No one’s getting fat, ‘cept Mama Cass…
The early part of Ellen Cohen’s life story, before the mega-stardom that the persona of Mama Cass would engender, is told movingly in a recently released graphic biography, California Dreamin’: Cass Elliot Before The Mamas & the Papas, written and drawn by French cartoonist and writer Pénélope Bagieu. Bagieu’s work here is impactful in its simplicity and grace. Employing a style that eschews complications and aims for the immediacy of pencil on paper, she constructs a biography that, interestingly, isn’t told from the point of view of Elliot. Rather ingeniously, the story of Mama Cass is told by the people around her, commenting on the stages of her life as she goes from a little girl enthralled by her father’s tales of epic heroines, to an awkward Jewish teenager in Baltimore, to singing in the folk clubs down in the Village, before ultimately joining a ragtag group of rejected singers who would soon leave an indelible mark on American pop culture.
Elliot, never one to follow the beat of any other drummer, is depicted as resolute about her dreams of being a star. But for all her bluster and her (not unplaced) ego, she is also shown to have been reserved, shy, and unsuccessful at love. Her unrequited love for many people, especially her bandmate Denny Doherty, expose her vulnerable side, the side that couldn’t be fulfilled with music. Unflinchingly, Bagieu explores Elliot’s experimentation with drugs as being as much of a quest to quell the demons of solitude, rejection, and failure, as an effort to escape the mundanity of female domesticity.

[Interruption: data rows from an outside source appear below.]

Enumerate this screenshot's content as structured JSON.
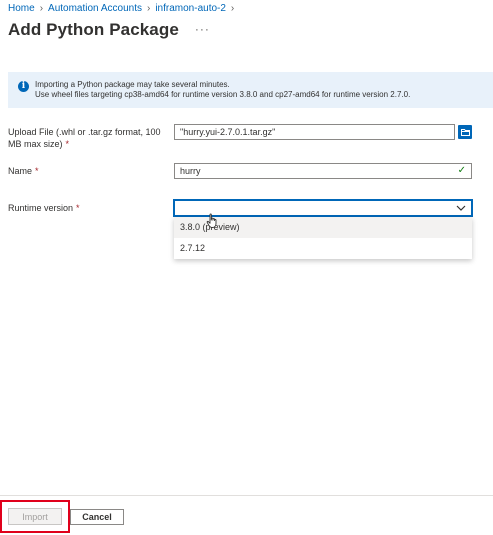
{
  "breadcrumb": {
    "items": [
      "Home",
      "Automation Accounts",
      "inframon-auto-2"
    ]
  },
  "page": {
    "title": "Add Python Package",
    "more": "···"
  },
  "info": {
    "line1": "Importing a Python package may take several minutes.",
    "line2": "Use wheel files targeting cp38-amd64 for runtime version 3.8.0 and cp27-amd64 for runtime version 2.7.0."
  },
  "form": {
    "upload": {
      "label_line1": "Upload File (.whl or .tar.gz format, 100",
      "label_line2": "MB max size)",
      "required": "*",
      "value": "\"hurry.yui-2.7.0.1.tar.gz\""
    },
    "name": {
      "label": "Name",
      "required": "*",
      "value": "hurry"
    },
    "runtime": {
      "label": "Runtime version",
      "required": "*",
      "value": "",
      "options": [
        "3.8.0 (preview)",
        "2.7.12"
      ]
    }
  },
  "footer": {
    "import_label": "Import",
    "cancel_label": "Cancel"
  },
  "colors": {
    "accent": "#0067b8",
    "required": "#a4262c",
    "highlight": "#e0001b",
    "banner": "#e8f1fa"
  }
}
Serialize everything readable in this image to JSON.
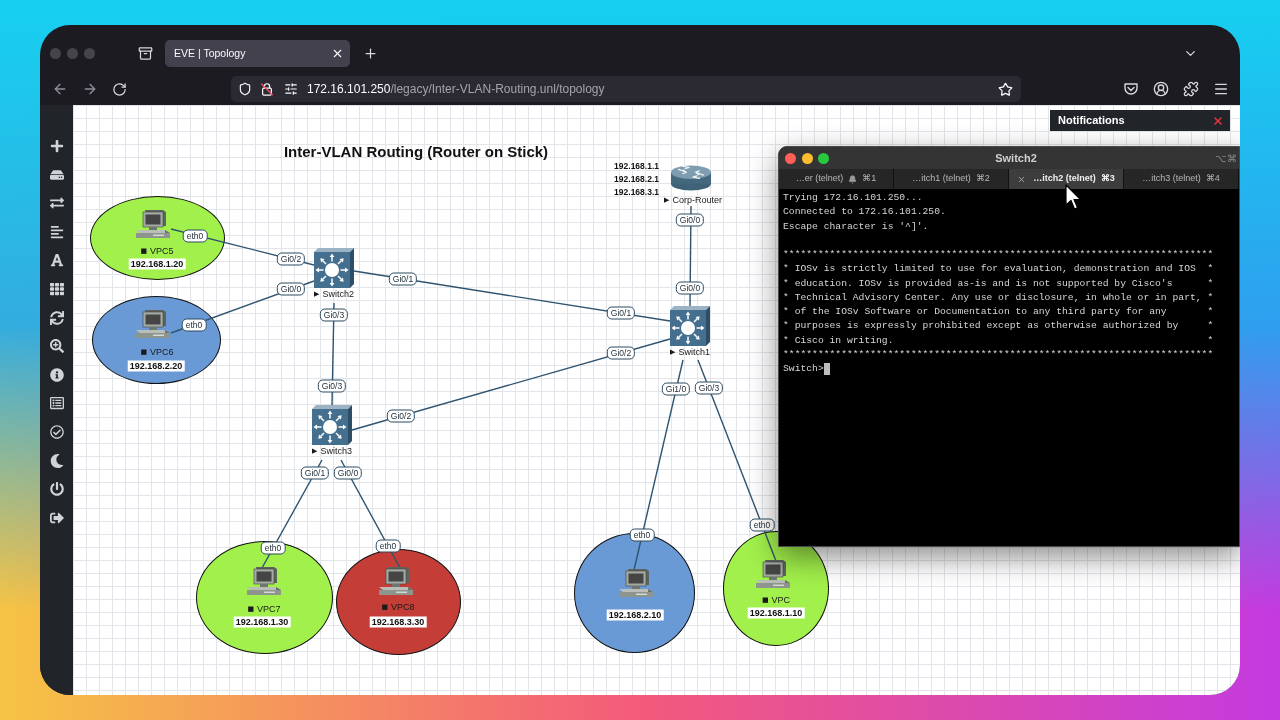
{
  "browser": {
    "tabs": [
      {
        "title": "EVE | Topology",
        "selected": true
      }
    ],
    "address": {
      "host": "172.16.101.250",
      "path": "/legacy/Inter-VLAN-Routing.unl/topology"
    }
  },
  "notifications": {
    "title": "Notifications"
  },
  "topology": {
    "title": "Inter-VLAN Routing (Router on Stick)",
    "nodes": [
      {
        "kind": "vpc",
        "marker": "■",
        "name": "VPC5",
        "ip": "192.168.1.20",
        "color": "#a1f04b"
      },
      {
        "kind": "vpc",
        "marker": "■",
        "name": "VPC6",
        "ip": "192.168.2.20",
        "color": "#699ad6"
      },
      {
        "kind": "switch",
        "marker": "▶",
        "name": "Switch2"
      },
      {
        "kind": "router",
        "marker": "▶",
        "name": "Corp-Router",
        "ips": [
          "192.168.1.1",
          "192.168.2.1",
          "192.168.3.1"
        ]
      },
      {
        "kind": "switch",
        "marker": "▶",
        "name": "Switch1"
      },
      {
        "kind": "switch",
        "marker": "▶",
        "name": "Switch3"
      },
      {
        "kind": "vpc",
        "marker": "■",
        "name": "VPC7",
        "ip": "192.168.1.30",
        "color": "#a1f04b"
      },
      {
        "kind": "vpc",
        "marker": "■",
        "name": "VPC8",
        "ip": "192.168.3.30",
        "color": "#c43d37"
      },
      {
        "kind": "vpc",
        "ip": "192.168.2.10",
        "color": "#699ad6"
      },
      {
        "kind": "vpc",
        "marker": "■",
        "name": "VPC",
        "ip": "192.168.1.10",
        "color": "#a1f04b"
      }
    ],
    "links": [
      {
        "ports": [
          "eth0",
          "Gi0/2"
        ]
      },
      {
        "ports": [
          "eth0",
          "Gi0/0"
        ]
      },
      {
        "ports": [
          "Gi0/1",
          "Gi0/1"
        ]
      },
      {
        "ports": [
          "Gi0/3",
          "Gi0/3"
        ]
      },
      {
        "ports": [
          "Gi0/2",
          "Gi0/2"
        ]
      },
      {
        "ports": [
          "Gi0/0",
          "Gi0/0"
        ]
      },
      {
        "ports": [
          "Gi0/1",
          "eth0"
        ]
      },
      {
        "ports": [
          "Gi0/0",
          "eth0"
        ]
      },
      {
        "ports": [
          "Gi1/0",
          "eth0"
        ]
      },
      {
        "ports": [
          "Gi0/3",
          "eth0"
        ]
      }
    ]
  },
  "terminal": {
    "title": "Switch2",
    "shortcut": "⌥⌘",
    "tabs": [
      {
        "label": "…er (telnet)",
        "shortcut": "⌘1",
        "bell": true,
        "selected": false
      },
      {
        "label": "…itch1 (telnet)",
        "shortcut": "⌘2",
        "bell": false,
        "selected": false
      },
      {
        "label": "…itch2 (telnet)",
        "shortcut": "⌘3",
        "bell": false,
        "selected": true
      },
      {
        "label": "…itch3 (telnet)",
        "shortcut": "⌘4",
        "bell": false,
        "selected": false
      }
    ],
    "blocks": [
      [
        "Trying 172.16.101.250...",
        "Connected to 172.16.101.250.",
        "Escape character is '^]'."
      ],
      [
        "**************************************************************************",
        "* IOSv is strictly limited to use for evaluation, demonstration and IOS  *",
        "* education. IOSv is provided as-is and is not supported by Cisco's      *",
        "* Technical Advisory Center. Any use or disclosure, in whole or in part, *",
        "* of the IOSv Software or Documentation to any third party for any       *",
        "* purposes is expressly prohibited except as otherwise authorized by     *",
        "* Cisco in writing.                                                      *",
        "**************************************************************************"
      ]
    ],
    "prompt": "Switch>",
    "cursor": true
  }
}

Cass can’t make it, she says we’ll have to fake it
Readers will walk away from this book with the tunes of the Mama and the Papas swirling inside their craniums — they are irresistible earworms, after all. And even though the tale is told in black and white, it ends as the swirls of psychedelia loom and the flowers are just beginning to grow. With this book, Bagieu deftly crafts an impeccable operetta of folk music and unbridled dreams.